>people major in english
>wounder why they can't find a job
Why are people like this. Like what drives a person to get a usless degree.
1) They very likely don't think it's useless. People do get jobs with English degrees -- not as many as in some fields, but more than, say, become professional sports stars.
2) There are two entirely different reasons to go to college. Some people manage to combine them. But the theory that people go to college only to get a job, not in order to learn something, is actually relatively new.
3) As Róisín says: the training, education, and persistence necessary to get a degree in English, or in whatever other field(s) you're thinking of as useless, is likely to translate into skills likely to be useful elsewhere.
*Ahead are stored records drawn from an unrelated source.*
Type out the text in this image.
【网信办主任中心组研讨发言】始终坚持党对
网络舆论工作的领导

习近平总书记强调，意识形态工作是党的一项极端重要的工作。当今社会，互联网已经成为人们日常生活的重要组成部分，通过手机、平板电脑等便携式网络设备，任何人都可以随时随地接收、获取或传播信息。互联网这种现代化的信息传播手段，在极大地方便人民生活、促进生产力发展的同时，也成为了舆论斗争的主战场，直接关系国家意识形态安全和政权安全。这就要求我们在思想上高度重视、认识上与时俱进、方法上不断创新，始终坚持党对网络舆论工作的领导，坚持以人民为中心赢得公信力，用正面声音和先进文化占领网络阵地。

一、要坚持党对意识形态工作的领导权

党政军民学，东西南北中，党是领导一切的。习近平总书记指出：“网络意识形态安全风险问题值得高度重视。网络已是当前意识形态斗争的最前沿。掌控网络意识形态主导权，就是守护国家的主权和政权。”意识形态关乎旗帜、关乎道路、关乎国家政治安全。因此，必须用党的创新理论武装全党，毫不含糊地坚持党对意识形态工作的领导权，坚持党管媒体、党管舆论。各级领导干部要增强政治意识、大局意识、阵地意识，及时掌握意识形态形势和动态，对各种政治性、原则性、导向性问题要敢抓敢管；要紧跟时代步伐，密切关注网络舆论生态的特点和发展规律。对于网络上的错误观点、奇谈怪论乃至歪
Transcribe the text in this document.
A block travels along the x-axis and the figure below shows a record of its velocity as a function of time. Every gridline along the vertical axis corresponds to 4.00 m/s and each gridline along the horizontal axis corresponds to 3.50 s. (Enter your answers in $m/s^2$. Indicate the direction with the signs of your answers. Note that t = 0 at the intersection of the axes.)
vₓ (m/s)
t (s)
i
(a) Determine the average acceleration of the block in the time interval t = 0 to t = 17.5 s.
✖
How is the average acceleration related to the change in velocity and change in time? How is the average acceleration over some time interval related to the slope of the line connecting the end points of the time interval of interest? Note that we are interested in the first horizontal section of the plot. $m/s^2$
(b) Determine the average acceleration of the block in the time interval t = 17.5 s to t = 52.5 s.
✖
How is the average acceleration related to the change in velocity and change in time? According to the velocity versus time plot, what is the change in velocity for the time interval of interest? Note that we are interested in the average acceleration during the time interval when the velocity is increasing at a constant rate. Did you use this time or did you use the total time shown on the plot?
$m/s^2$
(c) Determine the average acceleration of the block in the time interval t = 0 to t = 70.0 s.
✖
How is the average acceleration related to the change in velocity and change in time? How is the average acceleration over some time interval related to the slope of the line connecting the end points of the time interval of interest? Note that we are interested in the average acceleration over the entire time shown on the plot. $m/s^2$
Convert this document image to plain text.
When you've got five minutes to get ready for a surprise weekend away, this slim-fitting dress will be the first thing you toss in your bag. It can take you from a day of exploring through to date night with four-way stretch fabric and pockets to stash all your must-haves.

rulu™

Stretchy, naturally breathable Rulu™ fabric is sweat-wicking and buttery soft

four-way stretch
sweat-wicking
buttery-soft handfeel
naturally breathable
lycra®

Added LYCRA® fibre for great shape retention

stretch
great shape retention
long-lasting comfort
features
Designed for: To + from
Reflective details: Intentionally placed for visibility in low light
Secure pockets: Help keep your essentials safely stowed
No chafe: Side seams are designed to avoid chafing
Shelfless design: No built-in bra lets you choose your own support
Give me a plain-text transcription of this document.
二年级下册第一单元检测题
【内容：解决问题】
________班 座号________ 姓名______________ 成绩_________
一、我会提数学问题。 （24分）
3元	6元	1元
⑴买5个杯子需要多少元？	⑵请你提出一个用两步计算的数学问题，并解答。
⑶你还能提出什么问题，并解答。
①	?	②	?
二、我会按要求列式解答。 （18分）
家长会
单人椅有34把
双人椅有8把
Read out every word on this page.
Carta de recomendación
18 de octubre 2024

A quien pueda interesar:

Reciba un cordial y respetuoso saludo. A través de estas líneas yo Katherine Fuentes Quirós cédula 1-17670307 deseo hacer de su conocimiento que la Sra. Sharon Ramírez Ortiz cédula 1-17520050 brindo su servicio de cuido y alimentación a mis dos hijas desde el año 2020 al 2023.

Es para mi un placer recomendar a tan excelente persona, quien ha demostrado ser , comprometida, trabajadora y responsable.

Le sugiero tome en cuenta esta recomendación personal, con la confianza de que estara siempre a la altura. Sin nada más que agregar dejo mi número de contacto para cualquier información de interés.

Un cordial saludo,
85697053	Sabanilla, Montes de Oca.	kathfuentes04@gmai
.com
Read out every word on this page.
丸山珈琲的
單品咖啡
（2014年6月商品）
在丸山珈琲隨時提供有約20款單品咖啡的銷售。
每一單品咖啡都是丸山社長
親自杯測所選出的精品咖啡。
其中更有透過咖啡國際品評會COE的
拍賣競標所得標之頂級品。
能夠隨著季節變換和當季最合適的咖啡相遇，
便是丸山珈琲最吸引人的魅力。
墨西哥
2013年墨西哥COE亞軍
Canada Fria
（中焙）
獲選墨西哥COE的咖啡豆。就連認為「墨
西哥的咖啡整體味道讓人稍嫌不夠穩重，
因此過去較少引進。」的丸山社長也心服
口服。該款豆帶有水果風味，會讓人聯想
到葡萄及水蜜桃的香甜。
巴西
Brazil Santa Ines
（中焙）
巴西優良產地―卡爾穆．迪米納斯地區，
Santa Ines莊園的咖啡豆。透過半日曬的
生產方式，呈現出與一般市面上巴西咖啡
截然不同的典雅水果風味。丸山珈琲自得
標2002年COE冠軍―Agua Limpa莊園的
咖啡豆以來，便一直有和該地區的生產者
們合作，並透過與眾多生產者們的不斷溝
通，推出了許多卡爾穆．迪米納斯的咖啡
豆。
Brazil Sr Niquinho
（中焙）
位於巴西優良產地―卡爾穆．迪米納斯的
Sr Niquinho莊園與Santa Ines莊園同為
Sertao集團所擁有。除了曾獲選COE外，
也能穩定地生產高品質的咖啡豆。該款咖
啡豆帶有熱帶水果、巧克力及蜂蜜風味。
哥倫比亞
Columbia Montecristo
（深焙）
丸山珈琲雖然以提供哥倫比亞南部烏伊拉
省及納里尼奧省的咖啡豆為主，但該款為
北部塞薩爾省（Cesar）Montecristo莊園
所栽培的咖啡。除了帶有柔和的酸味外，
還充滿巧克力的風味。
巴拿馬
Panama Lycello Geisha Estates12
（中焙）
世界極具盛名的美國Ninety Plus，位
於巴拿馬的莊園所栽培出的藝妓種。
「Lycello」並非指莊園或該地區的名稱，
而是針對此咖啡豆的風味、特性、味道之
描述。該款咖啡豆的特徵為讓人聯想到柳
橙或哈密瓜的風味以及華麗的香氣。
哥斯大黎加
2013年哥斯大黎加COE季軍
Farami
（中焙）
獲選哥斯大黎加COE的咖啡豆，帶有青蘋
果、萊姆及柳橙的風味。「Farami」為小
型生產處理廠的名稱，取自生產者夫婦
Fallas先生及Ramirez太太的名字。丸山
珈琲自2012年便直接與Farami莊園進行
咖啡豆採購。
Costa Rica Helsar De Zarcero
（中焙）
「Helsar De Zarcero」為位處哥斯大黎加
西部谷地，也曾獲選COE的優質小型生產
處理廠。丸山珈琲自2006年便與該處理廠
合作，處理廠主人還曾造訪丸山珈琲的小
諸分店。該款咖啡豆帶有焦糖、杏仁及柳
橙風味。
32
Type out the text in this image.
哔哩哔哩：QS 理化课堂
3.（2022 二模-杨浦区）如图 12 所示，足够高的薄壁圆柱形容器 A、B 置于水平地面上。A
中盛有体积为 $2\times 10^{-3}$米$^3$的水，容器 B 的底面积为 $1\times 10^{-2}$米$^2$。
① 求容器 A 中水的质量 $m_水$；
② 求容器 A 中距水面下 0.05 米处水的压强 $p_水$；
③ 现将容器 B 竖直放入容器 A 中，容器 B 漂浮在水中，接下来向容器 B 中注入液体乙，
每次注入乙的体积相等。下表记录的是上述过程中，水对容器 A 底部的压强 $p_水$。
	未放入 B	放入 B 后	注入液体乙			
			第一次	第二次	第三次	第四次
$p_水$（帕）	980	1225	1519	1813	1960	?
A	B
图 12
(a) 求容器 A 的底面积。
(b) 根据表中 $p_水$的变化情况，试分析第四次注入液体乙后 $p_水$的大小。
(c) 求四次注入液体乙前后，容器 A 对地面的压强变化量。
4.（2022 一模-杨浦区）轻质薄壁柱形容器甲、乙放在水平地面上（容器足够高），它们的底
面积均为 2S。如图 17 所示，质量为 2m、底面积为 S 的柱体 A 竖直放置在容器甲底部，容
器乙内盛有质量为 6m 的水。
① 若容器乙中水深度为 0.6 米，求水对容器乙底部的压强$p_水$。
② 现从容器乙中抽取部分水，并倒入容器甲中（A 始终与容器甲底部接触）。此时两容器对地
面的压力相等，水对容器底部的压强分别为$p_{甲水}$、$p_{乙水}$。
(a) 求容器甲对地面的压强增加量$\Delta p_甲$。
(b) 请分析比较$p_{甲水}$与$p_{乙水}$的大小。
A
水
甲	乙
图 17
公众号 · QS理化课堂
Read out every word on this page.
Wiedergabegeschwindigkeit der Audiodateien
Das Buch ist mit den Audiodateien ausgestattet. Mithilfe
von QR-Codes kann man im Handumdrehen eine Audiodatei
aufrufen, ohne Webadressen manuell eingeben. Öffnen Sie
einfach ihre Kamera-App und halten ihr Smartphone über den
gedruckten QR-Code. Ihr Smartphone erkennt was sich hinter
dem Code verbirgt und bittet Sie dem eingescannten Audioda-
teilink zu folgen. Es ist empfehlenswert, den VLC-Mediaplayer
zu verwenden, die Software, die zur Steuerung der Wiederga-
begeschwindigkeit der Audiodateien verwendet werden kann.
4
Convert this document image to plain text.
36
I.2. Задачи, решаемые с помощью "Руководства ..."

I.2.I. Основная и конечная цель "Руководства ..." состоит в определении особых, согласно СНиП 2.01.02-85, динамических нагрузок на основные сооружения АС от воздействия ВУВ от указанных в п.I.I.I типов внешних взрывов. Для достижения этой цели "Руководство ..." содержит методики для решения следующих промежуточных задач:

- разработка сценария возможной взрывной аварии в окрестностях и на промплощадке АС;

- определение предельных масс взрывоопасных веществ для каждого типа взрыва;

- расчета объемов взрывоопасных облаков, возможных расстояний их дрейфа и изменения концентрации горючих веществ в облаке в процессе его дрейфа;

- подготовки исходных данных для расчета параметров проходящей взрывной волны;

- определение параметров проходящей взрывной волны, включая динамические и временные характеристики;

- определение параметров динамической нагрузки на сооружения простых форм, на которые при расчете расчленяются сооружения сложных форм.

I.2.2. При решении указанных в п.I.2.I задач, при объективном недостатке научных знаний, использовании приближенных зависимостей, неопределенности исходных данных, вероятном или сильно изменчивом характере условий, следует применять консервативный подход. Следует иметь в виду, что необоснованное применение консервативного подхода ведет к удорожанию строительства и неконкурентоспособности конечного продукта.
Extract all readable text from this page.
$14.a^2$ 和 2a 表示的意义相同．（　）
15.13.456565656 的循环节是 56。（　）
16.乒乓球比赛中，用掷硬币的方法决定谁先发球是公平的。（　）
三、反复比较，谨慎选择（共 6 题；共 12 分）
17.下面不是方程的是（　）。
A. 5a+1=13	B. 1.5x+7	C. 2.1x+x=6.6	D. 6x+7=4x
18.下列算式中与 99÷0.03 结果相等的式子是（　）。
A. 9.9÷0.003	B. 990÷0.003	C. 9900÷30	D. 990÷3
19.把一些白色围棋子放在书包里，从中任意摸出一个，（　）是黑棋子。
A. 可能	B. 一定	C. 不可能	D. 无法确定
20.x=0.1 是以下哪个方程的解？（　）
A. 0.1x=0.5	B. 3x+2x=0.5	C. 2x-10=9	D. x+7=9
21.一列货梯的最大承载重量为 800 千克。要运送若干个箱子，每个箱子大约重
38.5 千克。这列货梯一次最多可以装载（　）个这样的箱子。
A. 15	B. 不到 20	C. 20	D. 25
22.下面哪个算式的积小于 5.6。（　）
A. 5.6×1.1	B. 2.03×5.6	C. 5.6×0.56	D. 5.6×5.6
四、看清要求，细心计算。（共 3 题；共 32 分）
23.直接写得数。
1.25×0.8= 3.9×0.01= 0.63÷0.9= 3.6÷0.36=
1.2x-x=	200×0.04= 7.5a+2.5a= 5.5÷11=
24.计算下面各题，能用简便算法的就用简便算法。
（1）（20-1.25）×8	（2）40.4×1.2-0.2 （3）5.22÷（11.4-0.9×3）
4) Whatever field one takes a degree in, there's no guarantee that work in that field will be highly available by the time one actually applies for a job in it -- let alone that the person with the degree will find that they personally do well in that field, or can stand to keep working in it long-term without developing major problems.
'It's impossible to learn all the facts in the universe'....sadly, that is true.
That's not sad, that's joyous! Think about this: suppose you could learn everything in the universe. And you accomplished that this Thursday. What would you do Friday, and for the rest of your life? Nothing left to learn. Never a new book to read. Never an unfamiliar plant to try growing, or tasting. Never a new comics page to wait for . . .
Learning is best done alone, one-on-one with a mentor, or in small groups of children with roughly the same level of competence under a good tutor or guide.
Probably depends on the person learning, and on the subject.
But I think there's considerable evidence that some, at least, learn best in groups of mixed competence, in which (under the guidance of teacher(s)) the more advanced teach the less advanced.
And I've learned a good deal, myself, both from having to frame explanations for other people, and from hearing perspectives of others, including sometimes others relatively new to the subject.